During World War II, he engaged in aiding refugees and Jews, also overseeing the Vatican Information Office. In 1954 he was appointed Archbishop of Milan, where he employed new methods of evangelization in order to address the issues of immigration, materialism and Marxist ideology.
In the midst of the Second Vatican Council, he was elected pope June 21, 1963, taking the name Paul VI. The new pope began the practice of Apostolic Journeys beginning with the Holy Land, where his historic meeting with Orthodox Ecumenical Patriarch Athenagoras took place. He was also the first pope to visit the United States, addressing the United Nations in New York City in 1965.
Among his encyclicals is “Humanae Vitae,” which reaffirmed the Church’s teaching on sex, marriage and artificial contraception.
As a transitional deacon, Bishop Thomas J. Olmsted proclaimed the Gospel for Pope Paul’s Christmas Midnight Mass in 1972. He later had a personal audience with the saintly pontiff moments before his priestly ordination.
“He really believed that the Church was Catholic, that it was universal, that it was intended to embrace every culture, language, people, way of life, and that we all needed to be attentive to the Spirit moving us to embrace this larger view of the Church that it’s Catholic and universal.
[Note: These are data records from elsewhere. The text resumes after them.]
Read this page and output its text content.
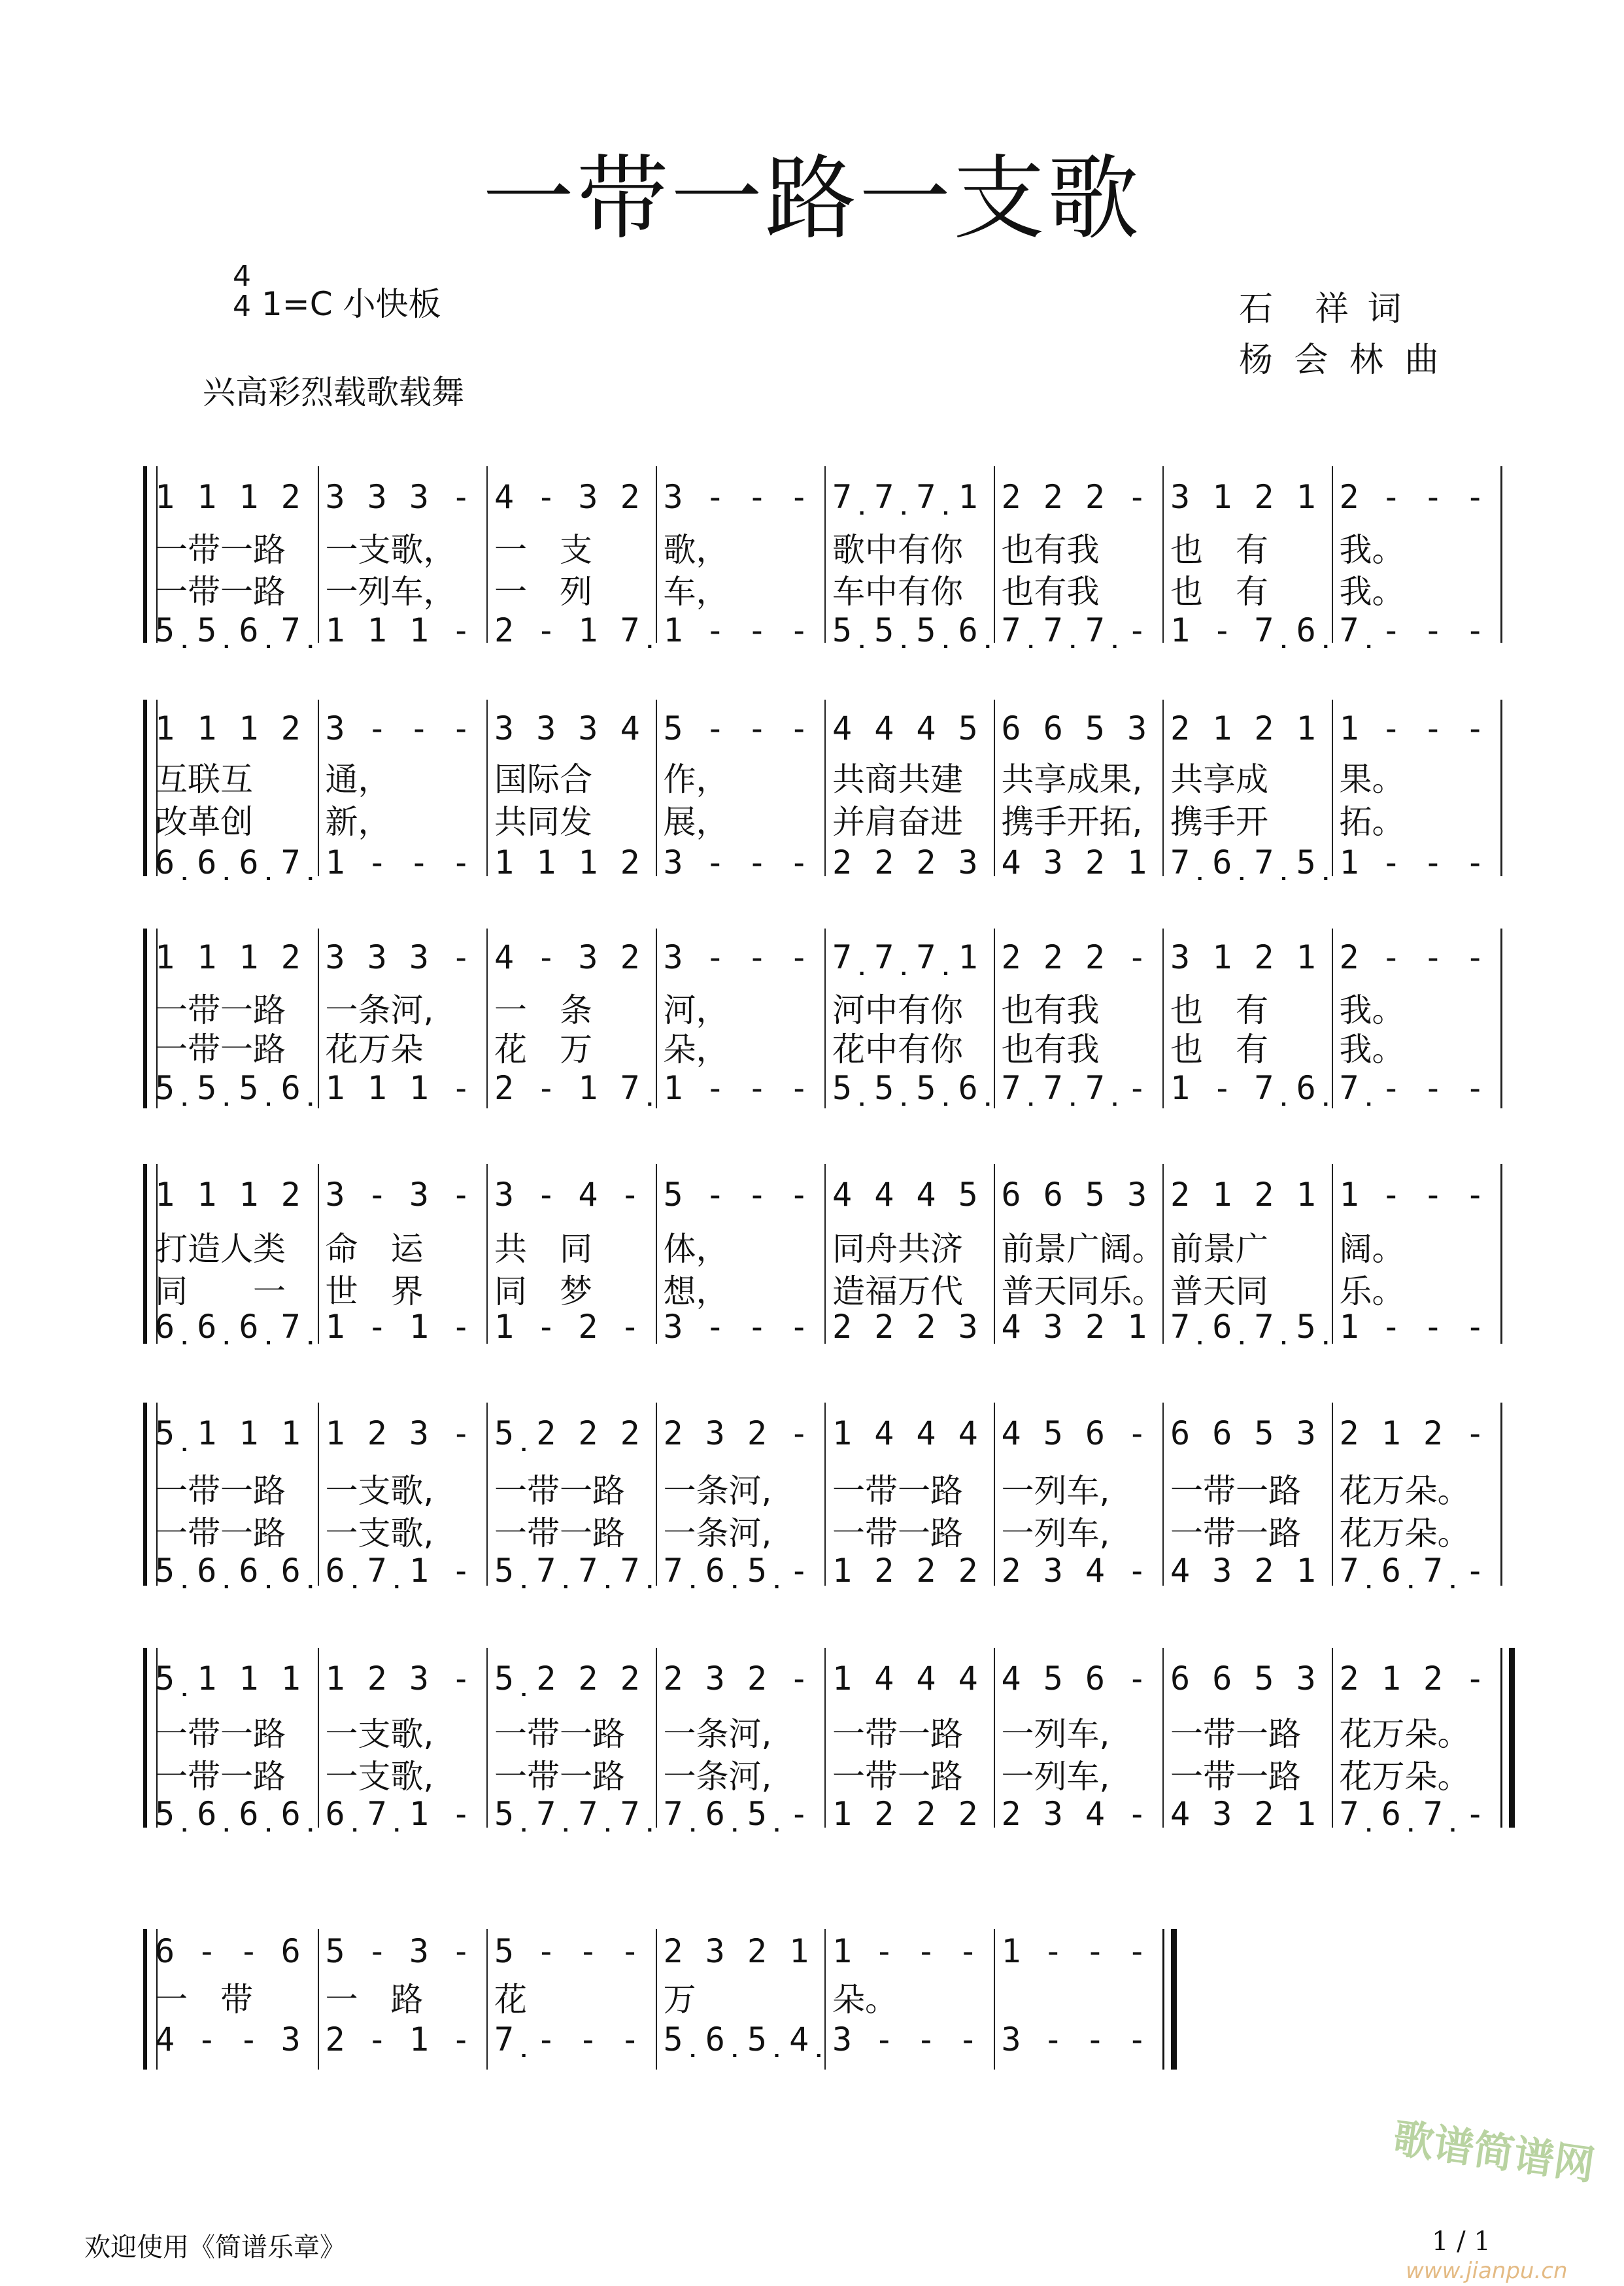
一带一路一支歌
4
4 1=C 小快板
兴高彩烈载歌载舞
石　祥 词
杨 会 林 曲
1 1 1 2
一带一路
一带一路
5̣ 5̣ 6̣ 7̣
3 3 3 -
一支歌，
一列车，
1 1 1 -
4 - 3 2
一　支
一　列
2 - 1 7̣
3 - - -
歌，
车，
1 - - -
7̣ 7̣ 7̣ 1
歌中有你
车中有你
5̣ 5̣ 5̣ 6̣
2 2 2 -
也有我
也有我
7̣ 7̣ 7̣ -
3 1 2 1
也　有
也　有
1 - 7̣ 6̣
2 - - -
我。
我。
7̣ - - -
1 1 1 2
互联互
改革创
6̣ 6̣ 6̣ 7̣
3 - - -
通，
新，
1 - - -
3 3 3 4
国际合
共同发
1 1 1 2
5 - - -
作，
展，
3 - - -
4 4 4 5
共商共建
并肩奋进
2 2 2 3
6 6 5 3
共享成果,
携手开拓,
4 3 2 1
2 1 2 1
共享成
携手开
7̣ 6̣ 7̣ 5̣
1 - - -
果。
拓。
1 - - -
1 1 1 2
一带一路
一带一路
5̣ 5̣ 5̣ 6̣
3 3 3 -
一条河,
花万朵
1 1 1 -
4 - 3 2
一　条
花　万
2 - 1 7̣
3 - - -
河，
朵，
1 - - -
7̣ 7̣ 7̣ 1
河中有你
花中有你
5̣ 5̣ 5̣ 6̣
2 2 2 -
也有我
也有我
7̣ 7̣ 7̣ -
3 1 2 1
也　有
也　有
1 - 7̣ 6̣
2 - - -
我。
我。
7̣ - - -
1 1 1 2
打造人类
同　　一
6̣ 6̣ 6̣ 7̣
3 - 3 -
命　运
世　界
1 - 1 -
3 - 4 -
共　同
同　梦
1 - 2 -
5 - - -
体，
想，
3 - - -
4 4 4 5
同舟共济
造福万代
2 2 2 3
6 6 5 3
前景广阔。
普天同乐。
4 3 2 1
2 1 2 1
前景广
普天同
7̣ 6̣ 7̣ 5̣
1 - - -
阔。
乐。
1 - - -
5̣ 1 1 1
一带一路
一带一路
5̣ 6̣ 6̣ 6̣
1 2 3 -
一支歌,
一支歌,
6̣ 7̣ 1 -
5̣ 2 2 2
一带一路
一带一路
5̣ 7̣ 7̣ 7̣
2 3 2 -
一条河,
一条河,
7̣ 6̣ 5̣ -
1 4 4 4
一带一路
一带一路
1 2 2 2
4 5 6 -
一列车,
一列车,
2 3 4 -
6 6 5 3
一带一路
一带一路
4 3 2 1
2 1 2 -
花万朵。
花万朵。
7̣ 6̣ 7̣ -
5̣ 1 1 1
一带一路
一带一路
5̣ 6̣ 6̣ 6̣
1 2 3 -
一支歌,
一支歌,
6̣ 7̣ 1 -
5̣ 2 2 2
一带一路
一带一路
5̣ 7̣ 7̣ 7̣
2 3 2 -
一条河,
一条河,
7̣ 6̣ 5̣ -
1 4 4 4
一带一路
一带一路
1 2 2 2
4 5 6 -
一列车,
一列车,
2 3 4 -
6 6 5 3
一带一路
一带一路
4 3 2 1
2 1 2 -
花万朵。
花万朵。
7̣ 6̣ 7̣ -
6 - - 6
一　带
4 - - 3
5 - 3 -
一　路
2 - 1 -
5 - - -
花
7̣ - - -
2 3 2 1
万
5̣ 6̣ 5̣ 4̣
1 - - -
朵。
3 - - -
1 - - -
3 - - -
欢迎使用《简谱乐章》	1 / 1
歌谱简谱网
www.jianpu.cn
That’s why I think one of his last exhortations was an evangelization,” Bishop Olmsted told The Catholic Sun in an interview prior to Paul VI’s canonization.
After a brief illness, he died Oct. 19, 1978. Pope Francis beatified him in 2014 and canonized him in 2018. His feast day marks the anniversary of his priestly ordination.
Impact on the Diocese of Phoenix
With rapid growth in Maricopa County, many priests and laity wanted to explore the possibility of creating a new diocese. After a 1968 visit by the apostolic nuncio, St. Paul VI’s creation of the new Diocese of Phoenix was announced Sept. 3, 1969, with the diocese officially launched Dec. 2 of that year with the installation of Bishop Edward A. McCarthy as its first bishop.